La première révolution a été déclenchée le 18 janvier 1952, date à laquelle s’est tenu dans la clandestinité, le Congrès extraordinaire du Parti destourien dont le Résident Général Jean de Hautecloque avait interdit l’organisation et qui allait réclamer l’indépendance.
Toutes les composantes de la société tunisienne se sont alors unies. Cette lutte armée a été pilotée par deux forces soudées dans un seul élan: le parti du Néo-destour conduit par Habib Bourguiba et l’Union générale tunisienne du travail (UGTT) menée à l’époque par Farhat Hached.
Pour fêter ce soixantième anniversaire, la famille destourienne ainsi que des syndicalistes ont décidé de fêter la première révolution à travers une cérémonie commémorative des évènements du 18 janvier 1952 au palais des congrès à tunis.
D’importantes personnalités politiques et de grande envergure sont invitées à cette cérémonie tels que MM. Béji Caid Essebsi, Ahmed ben Salah, Rachid Sfar, Mohamed Chaker et d’autres éminents symboles du mouvement destouriens..
Présentés en rangs dispersés aux élections de la constituante, les destouriens qui s’étaient présentés dans la compétition par l’intermédiaire de nombreuses petites formations ne sont pas arrivés à former des listes communes pour faire entendre leurs voix. Résultat, leurs voix étaient éparpillées entre les multiples partis destouriens et non destouriens.

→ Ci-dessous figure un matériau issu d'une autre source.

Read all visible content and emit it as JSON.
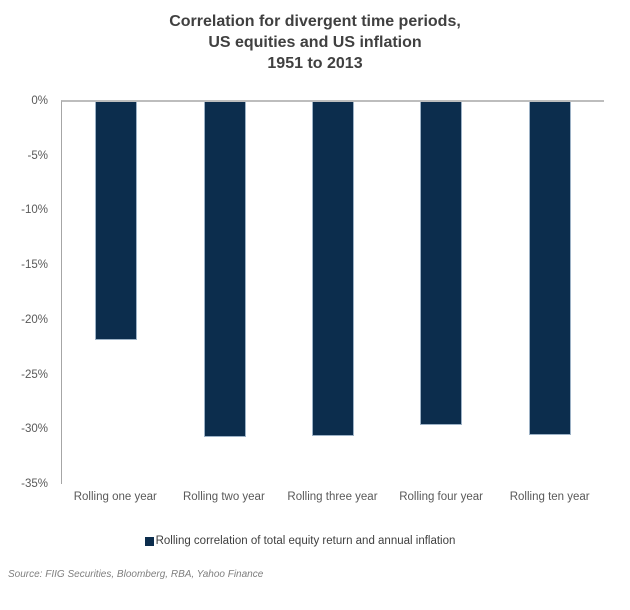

Cette réunion populaire sera, peut-être, l’occasion pour les destouriens, désorientés après la dissolution du parti RCD, de renouer contact et de resserrer leur rang afin de remobiliser la masse destourienne. Sans véritable assise populaire, les forces destouriennes se réunissent aujourd’hui pour poser la première pierre d’un éventuel nouveau front destourien qui fera face à Ennahdha et au front centriste.